Cuando veo que os dejáis vencer por el dolor y que en vez de extraer de él la luz que cada prueba encierra, os concretáis a llorar, a maldecir, o simplemente a esperar la muerte como el fin de vuestros sufrimientos, es cuando me aproximo a llamar dulcemente a vuestro corazón.

En la infinita ternura de Dios, tendrán que desvanecerse todos vuestros dolores y pesares.

No olvidéis que el mérito no consiste en sufrir, sino en saber sufrir con amor hacia el Padre, con fe y paciencia, a fin de extraer del sufrimiento el mayor provecho y las más profundas lecciones.
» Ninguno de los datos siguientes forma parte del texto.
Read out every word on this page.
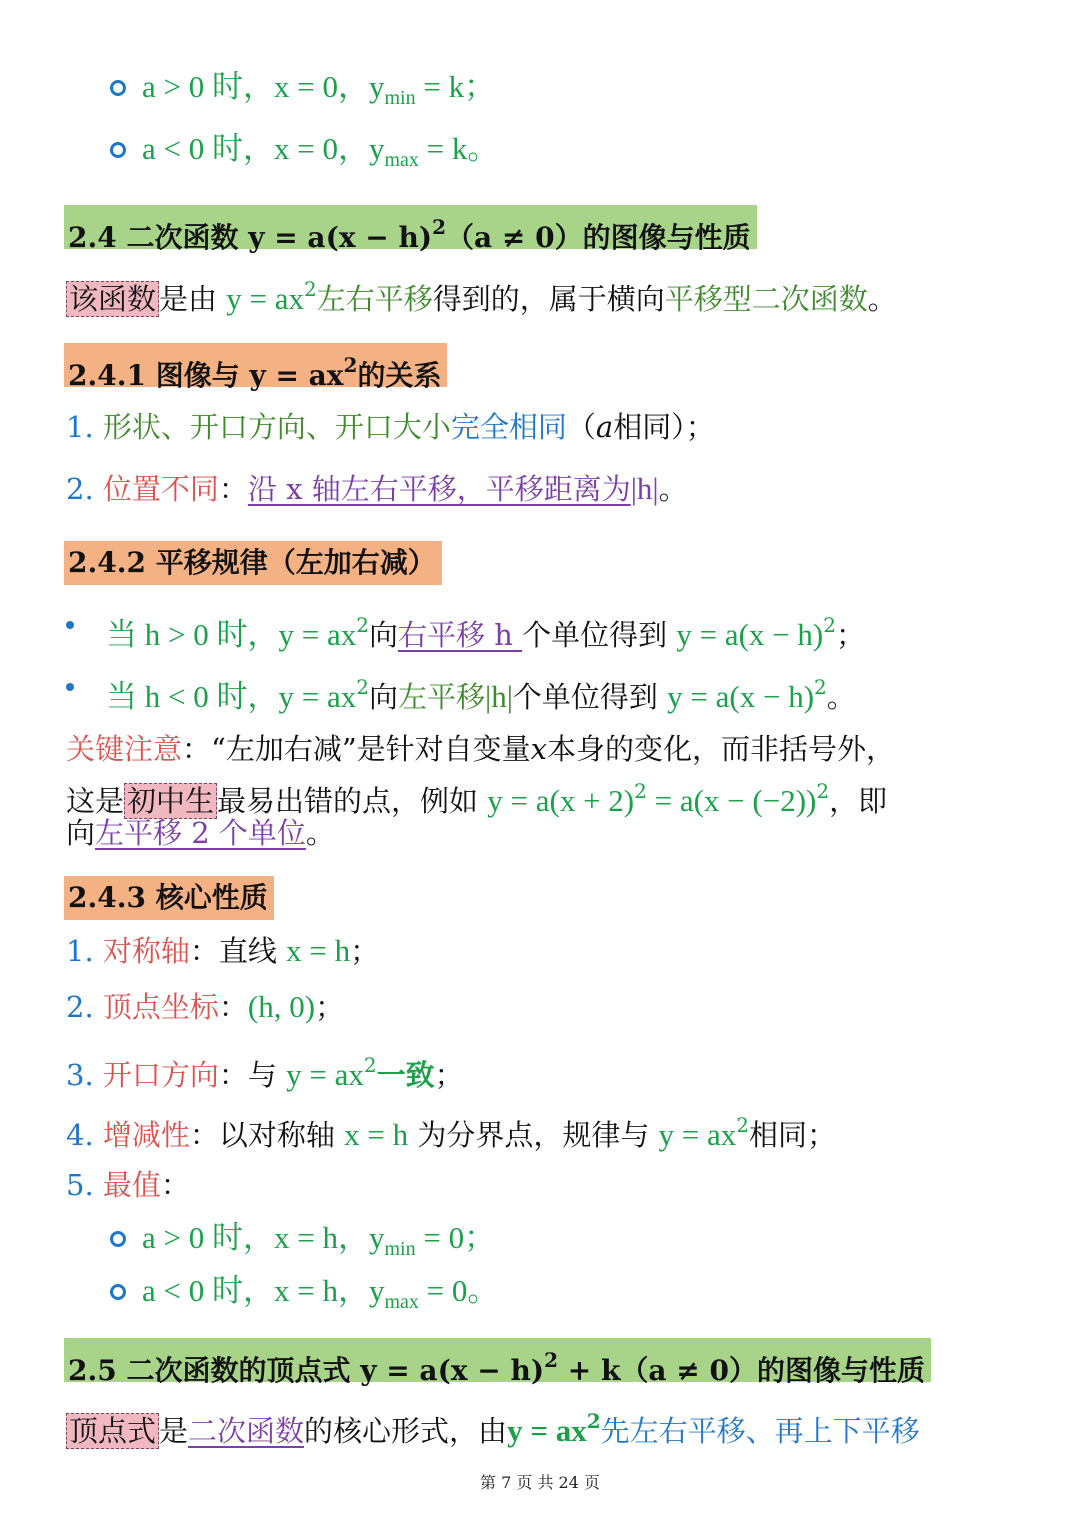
a > 0 时，x = 0，$y_{min} = k$；
a < 0 时，x = 0，$y_{max} = k$。
2.4 二次函数 $y = a(x - h)^2(a \ne 0)$的图像与性质
该函数 是由 $y = ax^2$左右平移得到的，属于横向平移型二次函数。
2.4.1 图像与 $y = ax^2$的关系
1. 形状、开口方向、开口大小完全相同（𝑎相同）；
2. 位置不同：沿 x 轴左右平移，平移距离为|h|。
2.4.2 平移规律（左加右减）
当 h > 0 时，$y = ax^2$向右平移 h 个单位得到 $y = a(x - h)^2$；
当 h < 0 时，$y = ax^2$向左平移|h|个单位得到 $y = a(x - h)^2$。
关键注意：“左加右减”是针对自变量𝑥本身的变化，而非括号外，
这是 初中生 最易出错的点，例如 $y = a(x + 2)^2 = a(x - (-2))^2$，即
向左平移 2 个单位。
2.4.3 核心性质
1. 对称轴：直线 x = h；
2. 顶点坐标：(h, 0)；
3. 开口方向：与 $y = ax^2$一致；
4. 增减性：以对称轴 x = h 为分界点，规律与 $y = ax^2$相同；
5. 最值：
a > 0 时，x = h，$y_{min} = 0$；
a < 0 时，x = h，$y_{max} = 0$。
2.5 二次函数的顶点式 $y = a(x - h)^2 + k(a \ne 0)$的图像与性质
顶点式 是二次函数的核心形式，由$y = ax^2$先左右平移、再上下平移
第 7 页 共 24 页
Si en vuestras pruebas no hubiese amor hacia la voluntad de vuestro Padre, no habréis hecho méritos ante Mí, no habréis sabido aprovechar la oportunidad de elevaros un poco más y por lo tanto, tendréis que volver a pasar por aquella prueba que es necesaria a vuestro espíritu. Otra sería vuestra vida si en vez de arrastrar penosamente vuestra cruz, avanzaseis por el sendero bendiciendo vuestro dolor, pues al instante, sentiríais como si una mano invisible llega hasta vosotros para apartar de vuestros labios el cáliz de amargura.

Quien considere el dolor como un maestro y con mansedumbre acate los llamados que le hace para la regeneración, el arrepentimiento y la enmienda, ése conocerá después la dulzura, la paz y la salud.

¡Hoy es el dolor el que os purifica; mañana será vuestra espiritualidad!